As QVC marks its 35th anniversary, the concept of late-night stay-at-home shopping binges appears to be back in fashion. How so? Live video shopping – coined “shopatainment” over the past few years – is taking hold. Similar in some ways to “retailtainment” in the 1990s, shopatainment is grabbing the attention of video-obsessed GenZers and finding a new life in today’s online retail megaworld.

So what does this mean for brands looking to go to market today? For some, I believe it’s as irrelevant as Snapchat was. Not the platform itself, but the alignment of a brand’s audience to the platform – a concept that remains crucial in marketing. Snapchat was not and is not for everyone. Neither is video shopping. But the landscape is certainly bigger, and new platforms are fighting for consumer and brand mindshare.

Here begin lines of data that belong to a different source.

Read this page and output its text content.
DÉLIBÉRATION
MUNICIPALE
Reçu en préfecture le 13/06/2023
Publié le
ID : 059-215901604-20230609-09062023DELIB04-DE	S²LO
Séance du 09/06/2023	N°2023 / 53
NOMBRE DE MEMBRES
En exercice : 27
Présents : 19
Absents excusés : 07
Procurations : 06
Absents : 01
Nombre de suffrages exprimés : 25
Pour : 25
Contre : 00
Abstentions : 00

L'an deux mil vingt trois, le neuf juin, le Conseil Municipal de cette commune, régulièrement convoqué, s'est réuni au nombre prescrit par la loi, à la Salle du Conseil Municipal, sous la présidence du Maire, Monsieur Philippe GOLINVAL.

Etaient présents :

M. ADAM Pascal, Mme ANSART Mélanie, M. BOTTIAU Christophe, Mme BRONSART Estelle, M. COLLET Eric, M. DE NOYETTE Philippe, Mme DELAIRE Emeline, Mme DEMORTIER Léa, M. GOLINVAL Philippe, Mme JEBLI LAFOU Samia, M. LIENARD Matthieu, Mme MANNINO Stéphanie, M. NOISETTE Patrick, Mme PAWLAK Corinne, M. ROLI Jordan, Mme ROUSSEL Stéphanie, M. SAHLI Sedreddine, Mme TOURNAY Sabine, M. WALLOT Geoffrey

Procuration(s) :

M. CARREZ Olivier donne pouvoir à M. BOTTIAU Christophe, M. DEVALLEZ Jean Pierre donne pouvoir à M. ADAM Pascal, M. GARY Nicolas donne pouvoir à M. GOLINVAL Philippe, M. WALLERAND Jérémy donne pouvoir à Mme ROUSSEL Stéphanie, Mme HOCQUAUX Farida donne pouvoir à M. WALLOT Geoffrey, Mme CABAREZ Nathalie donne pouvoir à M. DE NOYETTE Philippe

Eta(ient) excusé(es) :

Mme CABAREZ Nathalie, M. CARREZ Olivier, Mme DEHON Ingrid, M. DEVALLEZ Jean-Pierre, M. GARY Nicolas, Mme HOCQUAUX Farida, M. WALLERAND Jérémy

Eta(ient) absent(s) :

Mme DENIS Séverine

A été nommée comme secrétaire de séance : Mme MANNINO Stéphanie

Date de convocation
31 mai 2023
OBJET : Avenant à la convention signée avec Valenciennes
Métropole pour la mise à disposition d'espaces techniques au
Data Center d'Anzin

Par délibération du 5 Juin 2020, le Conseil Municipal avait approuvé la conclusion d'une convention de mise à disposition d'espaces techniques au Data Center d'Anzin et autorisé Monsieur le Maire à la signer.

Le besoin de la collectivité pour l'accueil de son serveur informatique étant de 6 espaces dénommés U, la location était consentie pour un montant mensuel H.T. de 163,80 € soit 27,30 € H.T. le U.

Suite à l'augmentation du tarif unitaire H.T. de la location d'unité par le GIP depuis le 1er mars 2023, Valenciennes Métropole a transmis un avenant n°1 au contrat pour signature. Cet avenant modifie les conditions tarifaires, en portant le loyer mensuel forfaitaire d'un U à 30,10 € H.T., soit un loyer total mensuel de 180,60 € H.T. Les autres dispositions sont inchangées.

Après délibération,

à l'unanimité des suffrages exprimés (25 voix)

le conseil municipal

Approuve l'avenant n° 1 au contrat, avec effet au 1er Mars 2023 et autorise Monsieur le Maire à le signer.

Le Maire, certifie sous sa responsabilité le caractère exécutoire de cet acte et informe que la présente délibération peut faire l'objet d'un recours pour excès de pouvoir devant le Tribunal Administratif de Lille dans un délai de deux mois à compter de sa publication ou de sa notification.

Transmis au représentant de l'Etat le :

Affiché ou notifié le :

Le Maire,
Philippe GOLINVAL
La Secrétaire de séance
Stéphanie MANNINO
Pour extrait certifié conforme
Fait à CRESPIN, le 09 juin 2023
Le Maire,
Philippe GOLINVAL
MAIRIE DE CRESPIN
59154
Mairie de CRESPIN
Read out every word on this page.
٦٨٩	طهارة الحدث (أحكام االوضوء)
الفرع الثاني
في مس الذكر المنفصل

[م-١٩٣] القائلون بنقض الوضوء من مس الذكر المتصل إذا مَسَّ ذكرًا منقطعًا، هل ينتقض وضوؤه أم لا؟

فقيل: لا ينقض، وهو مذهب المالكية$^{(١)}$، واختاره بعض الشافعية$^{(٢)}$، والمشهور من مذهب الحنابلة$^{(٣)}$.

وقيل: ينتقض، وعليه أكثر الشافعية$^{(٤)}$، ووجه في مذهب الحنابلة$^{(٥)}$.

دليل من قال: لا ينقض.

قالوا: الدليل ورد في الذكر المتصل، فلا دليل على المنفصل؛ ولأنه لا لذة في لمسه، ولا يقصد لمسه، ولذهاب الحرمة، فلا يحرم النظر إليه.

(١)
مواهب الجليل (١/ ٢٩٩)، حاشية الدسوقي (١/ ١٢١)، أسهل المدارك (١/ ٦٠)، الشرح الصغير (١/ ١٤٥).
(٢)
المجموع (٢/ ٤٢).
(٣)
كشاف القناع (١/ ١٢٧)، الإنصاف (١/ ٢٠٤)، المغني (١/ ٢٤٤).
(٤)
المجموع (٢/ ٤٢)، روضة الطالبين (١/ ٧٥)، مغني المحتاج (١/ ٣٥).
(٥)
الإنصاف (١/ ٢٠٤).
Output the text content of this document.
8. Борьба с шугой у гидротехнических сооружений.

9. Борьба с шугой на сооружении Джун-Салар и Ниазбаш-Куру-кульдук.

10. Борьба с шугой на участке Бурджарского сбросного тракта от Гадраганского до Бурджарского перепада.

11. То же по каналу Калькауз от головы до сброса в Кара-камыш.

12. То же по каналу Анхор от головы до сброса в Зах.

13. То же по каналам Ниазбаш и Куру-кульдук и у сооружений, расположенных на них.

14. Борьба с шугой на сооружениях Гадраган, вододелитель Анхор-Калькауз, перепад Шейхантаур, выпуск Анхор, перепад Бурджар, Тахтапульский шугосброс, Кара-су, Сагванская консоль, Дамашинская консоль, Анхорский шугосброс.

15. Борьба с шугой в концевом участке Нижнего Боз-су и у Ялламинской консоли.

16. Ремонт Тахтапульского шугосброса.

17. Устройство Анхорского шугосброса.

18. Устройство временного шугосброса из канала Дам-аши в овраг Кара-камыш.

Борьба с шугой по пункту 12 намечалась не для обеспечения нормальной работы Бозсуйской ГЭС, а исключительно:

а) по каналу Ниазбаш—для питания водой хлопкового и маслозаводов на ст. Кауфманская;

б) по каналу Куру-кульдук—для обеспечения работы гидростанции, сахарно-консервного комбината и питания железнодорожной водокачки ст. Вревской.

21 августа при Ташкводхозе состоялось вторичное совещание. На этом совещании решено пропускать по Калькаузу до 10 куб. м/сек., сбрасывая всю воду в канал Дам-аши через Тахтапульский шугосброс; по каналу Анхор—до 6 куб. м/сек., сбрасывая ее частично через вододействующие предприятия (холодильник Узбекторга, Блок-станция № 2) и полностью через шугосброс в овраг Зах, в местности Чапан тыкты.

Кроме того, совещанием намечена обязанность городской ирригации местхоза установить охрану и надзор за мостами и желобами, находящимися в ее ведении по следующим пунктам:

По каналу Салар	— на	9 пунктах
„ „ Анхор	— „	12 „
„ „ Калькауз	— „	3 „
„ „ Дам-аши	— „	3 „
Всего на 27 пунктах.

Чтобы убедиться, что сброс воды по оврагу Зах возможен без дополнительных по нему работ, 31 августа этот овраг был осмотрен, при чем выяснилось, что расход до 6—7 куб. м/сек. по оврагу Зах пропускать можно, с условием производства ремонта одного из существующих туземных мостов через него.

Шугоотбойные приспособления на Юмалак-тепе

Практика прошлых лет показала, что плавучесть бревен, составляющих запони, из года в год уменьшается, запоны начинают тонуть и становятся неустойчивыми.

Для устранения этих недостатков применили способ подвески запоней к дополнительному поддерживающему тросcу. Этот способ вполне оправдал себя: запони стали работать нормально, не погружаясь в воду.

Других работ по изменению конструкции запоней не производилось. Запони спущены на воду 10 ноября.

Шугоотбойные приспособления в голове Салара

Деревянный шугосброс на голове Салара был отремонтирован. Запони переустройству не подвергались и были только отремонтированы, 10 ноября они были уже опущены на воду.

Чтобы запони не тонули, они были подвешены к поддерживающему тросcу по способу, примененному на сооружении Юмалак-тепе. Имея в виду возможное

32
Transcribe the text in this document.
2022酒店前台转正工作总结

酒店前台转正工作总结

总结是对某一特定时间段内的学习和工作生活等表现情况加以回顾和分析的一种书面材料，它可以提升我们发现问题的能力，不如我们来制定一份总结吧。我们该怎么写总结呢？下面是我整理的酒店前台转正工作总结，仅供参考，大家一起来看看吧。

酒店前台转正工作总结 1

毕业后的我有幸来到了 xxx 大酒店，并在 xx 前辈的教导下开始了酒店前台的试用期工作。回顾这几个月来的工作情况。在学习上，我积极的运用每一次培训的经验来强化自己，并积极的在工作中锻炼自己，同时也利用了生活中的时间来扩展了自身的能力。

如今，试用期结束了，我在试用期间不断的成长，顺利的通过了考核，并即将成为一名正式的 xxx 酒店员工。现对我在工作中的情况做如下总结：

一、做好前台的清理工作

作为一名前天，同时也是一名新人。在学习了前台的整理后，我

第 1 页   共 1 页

As Axios noted in a recent article, platforms are battling for funding and for the attention of huge retail brands to capitalize on consumers’ shopping habits moving online. Household names like Walmart, Albertsons, Macys and more are already onboard with shopatainment leaders like Ntwrk.

Again, what does it all mean, outside of the fact that every trend (good or bad) comes back into fashion?

First, I believe that live, in-person shopping is likely on the permanent decline. The shift to shopatainment gives brands a means of engaging with their audiences beyond a static image and price tag. It enables consumers to attach more emotion to the product as they experience it longer and “live” with an influencer they care about. And it’s likely to produce more buying urgency and less abandoned shopping carts.

That said, sellers must be critically in tune with their audience for the shopatainment proposition to work. QVC and HSN know their market and jump in 110% on each and every broadcast. Live shopping experiences must be catered to the platform and audience; they must offer a relevant moment in order to produce the right results. It’s not a one-size-fits-all proposition and should not be the only sales tool in a brand’s digital toolbox.

This is also a great opportunity for new brands to test and learn. I have a designer friend who is looking to launch a niche line; an Instagram sales strategy complete with livestreaming is perfect for them. Fingers crossed for that.

According to multiple news sources, including The Drum, consumers are much more welcoming of social platforms selling to them than ever before. While I haven’t been in any livestreaming audiences recently, I admit that just counting my clickthroughs from social platforms to retail was exhausting. And my wallet suffered for it.

And, finally, at the end of the sales funnel, fulfillment is critical. Livestreaming can produce a big push; but without a means to fulfill, a brand can do more harm than good.

Overall, this new trend certainly offers a refresh for a platform that has a track record of mass success. But like all good things, any brand’s shopatainment strategy needs to look at the audience first. Without this critical lens, they may find themselves on what is equivalent to the 3 a.m. QVC slot selling to no one or hawking items that no one who is watching really wants.